In the 1980s, Williamson was well known for her series of portraits of women involved in the country’s political struggle. A Few South Africans went some way towards filling the representational void of people and events during apartheid. And in many ways, her recent video work focusing on South African immigrants is a return to this concern.
Williamson also contributes to South African society through her literary talents. She is the published author of two respected books – Art in South Africa: the Future Present and Resistance Art in South Africa – and an art critic and founder of Art Throb. Her first career as a journalist and subsequent move into copy writing for the advertising industry provided good grounding.
She says: « You become aware of the audience to whom you speak. In that sense, you think backwards: what you have to say, whom you say it to, and how it will reach the audience. Having to consider your work through the eyes of somebody who knows nothing about you as an artist and what you are doing is a useful exercise. »
Founder member of arts organization Public Eye, Williamson is also a cultural organizer who contributes to many collective or group art projects.
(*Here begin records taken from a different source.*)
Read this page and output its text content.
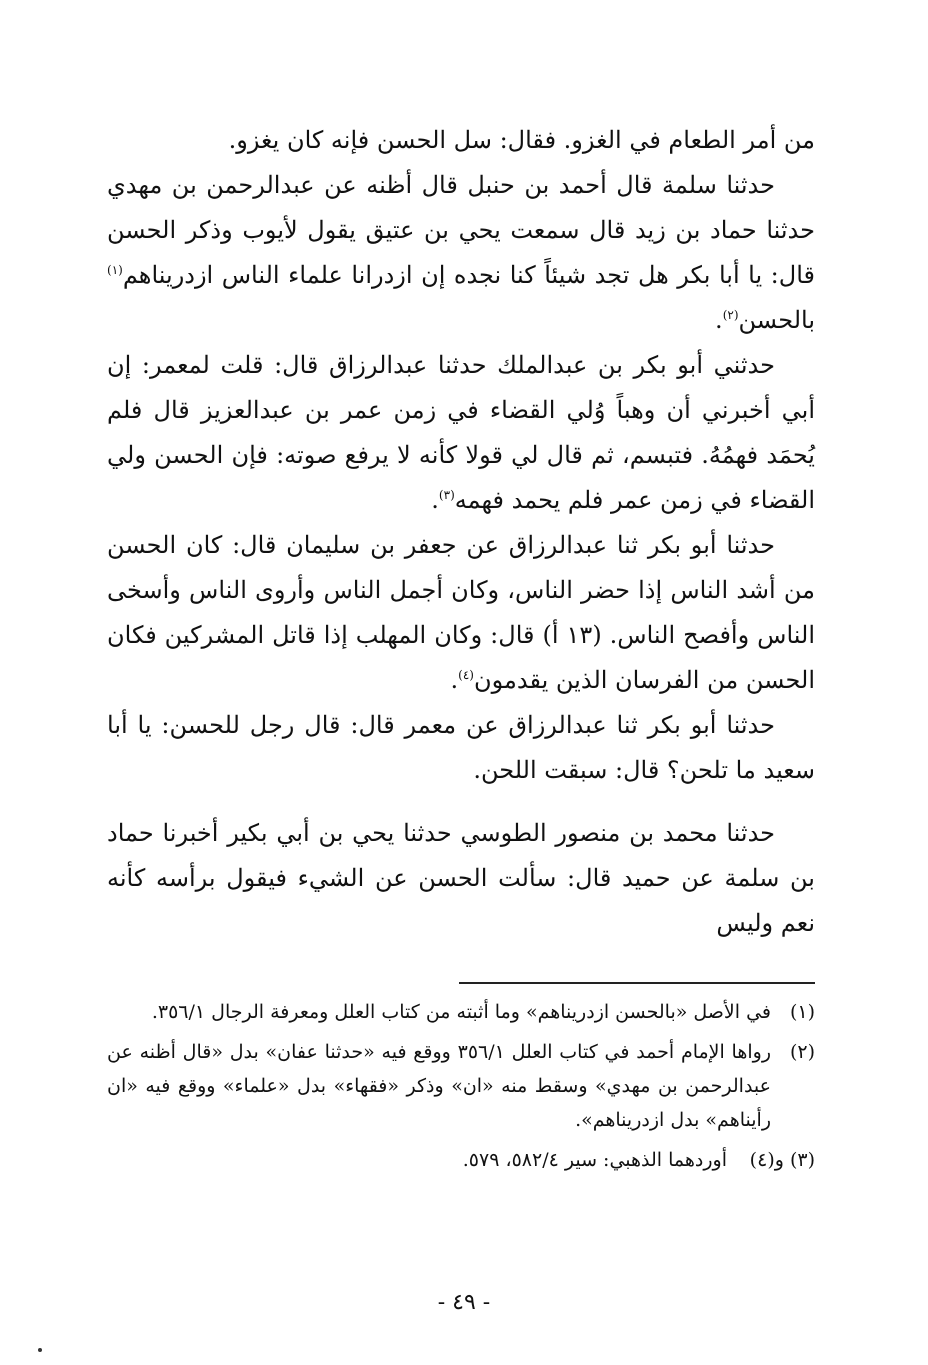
من أمر الطعام في الغزو. فقال: سل الحسن فإنه كان يغزو.

حدثنا سلمة قال أحمد بن حنبل قال أظنه عن عبدالرحمن بن مهدي حدثنا حماد بن زيد قال سمعت يحي بن عتيق يقول لأيوب وذكر الحسن قال: يا أبا بكر هل تجد شيئاً كنا نجده إن ازدرانا علماء الناس ازدريناهم$^{(١)}$ بالحسن$^{(٢)}$.

حدثني أبو بكر بن عبدالملك حدثنا عبدالرزاق قال: قلت لمعمر: إن أبي أخبرني أن وهباً وُلي القضاء في زمن عمر بن عبدالعزيز قال فلم يُحمَد فهمُهُ. فتبسم، ثم قال لي قولا كأنه لا يرفع صوته: فإن الحسن ولي القضاء في زمن عمر فلم يحمد فهمه$^{(٣)}$.

حدثنا أبو بكر ثنا عبدالرزاق عن جعفر بن سليمان قال: كان الحسن من أشد الناس إذا حضر الناس، وكان أجمل الناس وأروى الناس وأسخى الناس وأفصح الناس. (١٣ أ) قال: وكان المهلب إذا قاتل المشركين فكان الحسن من الفرسان الذين يقدمون$^{(٤)}$.

حدثنا أبو بكر ثنا عبدالرزاق عن معمر قال: قال رجل للحسن: يا أبا سعيد ما تلحن؟ قال: سبقت اللحن.

حدثنا محمد بن منصور الطوسي حدثنا يحي بن أبي بكير أخبرنا حماد بن سلمة عن حميد قال: سألت الحسن عن الشيء فيقول برأسه كأنه نعم وليس

(١)
في الأصل «بالحسن ازدريناهم» وما أثبته من كتاب العلل ومعرفة الرجال ٣٥٦/١.

(٢)
رواها الإمام أحمد في كتاب العلل ٣٥٦/١ ووقع فيه «حدثنا عفان» بدل «قال أظنه عن عبدالرحمن بن مهدي» وسقط منه «ان» وذكر «فقهاء» بدل «علماء» ووقع فيه «ان رأيناهم» بدل ازدريناهم».

(٣) و(٤)
أوردهما الذهبي: سير ٥٨٢/٤، ٥٧٩.

- ٤٩ -
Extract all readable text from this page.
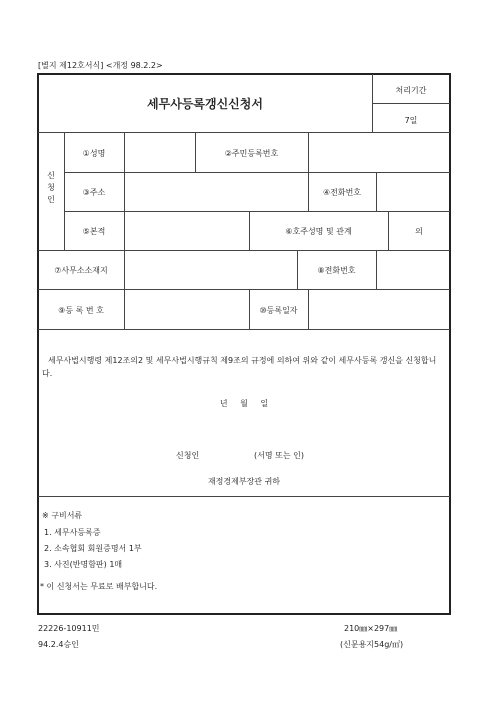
[별지 제12호서식] <개정 98.2.2>
세무사등록갱신신청서
처리기간
7일
신
청
인
①성명	②주민등록번호
③주소	④전화번호
⑤본적	⑥호주성명 및 관계	의
⑦사무소소재지	⑧전화번호
⑨등 록 번 호	⑩등록일자
세무사법시행령 제12조의2 및 세무사법시행규칙 제9조의 규정에 의하여 위와 같이 세무사등록 갱신을 신청합니다.
년 월 일
신청인	(서명 또는 인)
재정경제부장관 귀하
※ 구비서류
1. 세무사등록증
2. 소속협회 회원증명서 1부
3. 사진(반명함판) 1매
* 이 신청서는 무료로 배부합니다.
22226-10911민
94.2.4승인
210㎜×297㎜
(신문용지54g/㎡)
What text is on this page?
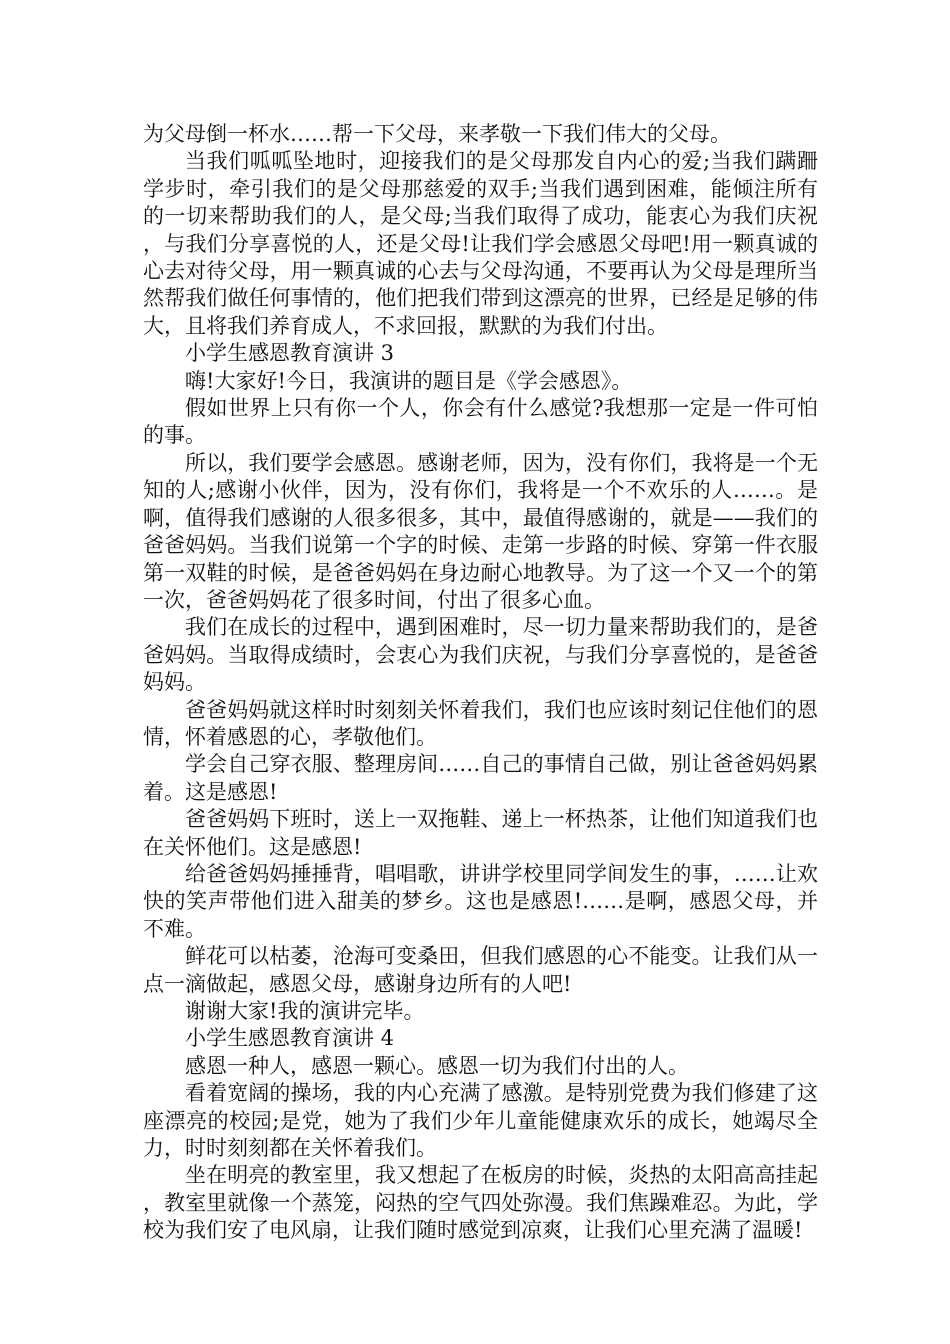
为父母倒一杯水……帮一下父母，来孝敬一下我们伟大的父母。

当我们呱呱坠地时，迎接我们的是父母那发自内心的爱;当我们蹒跚学步时，牵引我们的是父母那慈爱的双手;当我们遇到困难，能倾注所有的一切来帮助我们的人，是父母;当我们取得了成功，能衷心为我们庆祝，与我们分享喜悦的人，还是父母!让我们学会感恩父母吧!用一颗真诚的心去对待父母，用一颗真诚的心去与父母沟通，不要再认为父母是理所当然帮我们做任何事情的，他们把我们带到这漂亮的世界，已经是足够的伟大，且将我们养育成人，不求回报，默默的为我们付出。

小学生感恩教育演讲 3

嗨!大家好!今日，我演讲的题目是《学会感恩》。

假如世界上只有你一个人，你会有什么感觉?我想那一定是一件可怕的事。

所以，我们要学会感恩。感谢老师，因为，没有你们，我将是一个无知的人;感谢小伙伴，因为，没有你们，我将是一个不欢乐的人……。是啊，值得我们感谢的人很多很多，其中，最值得感谢的，就是——我们的爸爸妈妈。当我们说第一个字的时候、走第一步路的时候、穿第一件衣服第一双鞋的时候，是爸爸妈妈在身边耐心地教导。为了这一个又一个的第一次，爸爸妈妈花了很多时间，付出了很多心血。

我们在成长的过程中，遇到困难时，尽一切力量来帮助我们的，是爸爸妈妈。当取得成绩时，会衷心为我们庆祝，与我们分享喜悦的，是爸爸妈妈。

爸爸妈妈就这样时时刻刻关怀着我们，我们也应该时刻记住他们的恩情，怀着感恩的心，孝敬他们。

学会自己穿衣服、整理房间……自己的事情自己做，别让爸爸妈妈累着。这是感恩!

爸爸妈妈下班时，送上一双拖鞋、递上一杯热茶，让他们知道我们也在关怀他们。这是感恩!

给爸爸妈妈捶捶背，唱唱歌，讲讲学校里同学间发生的事，……让欢快的笑声带他们进入甜美的梦乡。这也是感恩!……是啊，感恩父母，并不难。

鲜花可以枯萎，沧海可变桑田，但我们感恩的心不能变。让我们从一点一滴做起，感恩父母，感谢身边所有的人吧!

谢谢大家!我的演讲完毕。

小学生感恩教育演讲 4

感恩一种人，感恩一颗心。感恩一切为我们付出的人。

看着宽阔的操场，我的内心充满了感激。是特别党费为我们修建了这座漂亮的校园;是党，她为了我们少年儿童能健康欢乐的成长，她竭尽全力，时时刻刻都在关怀着我们。

坐在明亮的教室里，我又想起了在板房的时候，炎热的太阳高高挂起，教室里就像一个蒸笼，闷热的空气四处弥漫。我们焦躁难忍。为此，学校为我们安了电风扇，让我们随时感觉到凉爽，让我们心里充满了温暖!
Of these various hats, she says: « I am an artist first. I am interested in the way art can change and influence things and that process is helped by writing about it. Those different roles all feed back into each other. »
Williamson has managed to avoid the rut of being caught in an apartheid-era aesthetic, a malaise some other South African artists have suffered. It is perhaps her relentless embrace of the new that drives this progress. She says: « I am never particularly interested in doing what I did the last time. I take one thing and work it out a number of ways. » This fact is reflected in the variety of media Williamson embraces, from print to mixed media, video and site-specific installations.
Based in Cape Town, Sue Williamson is an internationally recognised artist who is represented in many museum collections. Trained as a printmaker, Williamson also works with installation, constructed objects, photographic images and video, addressing social issues or aspects of contemporary history.
Williamson also writes and lectures about contemporary South African art, and is the founding editor of www.artthrob.co.za., Her latest book is South African Art Now (2009) a forty year survey of art and artists.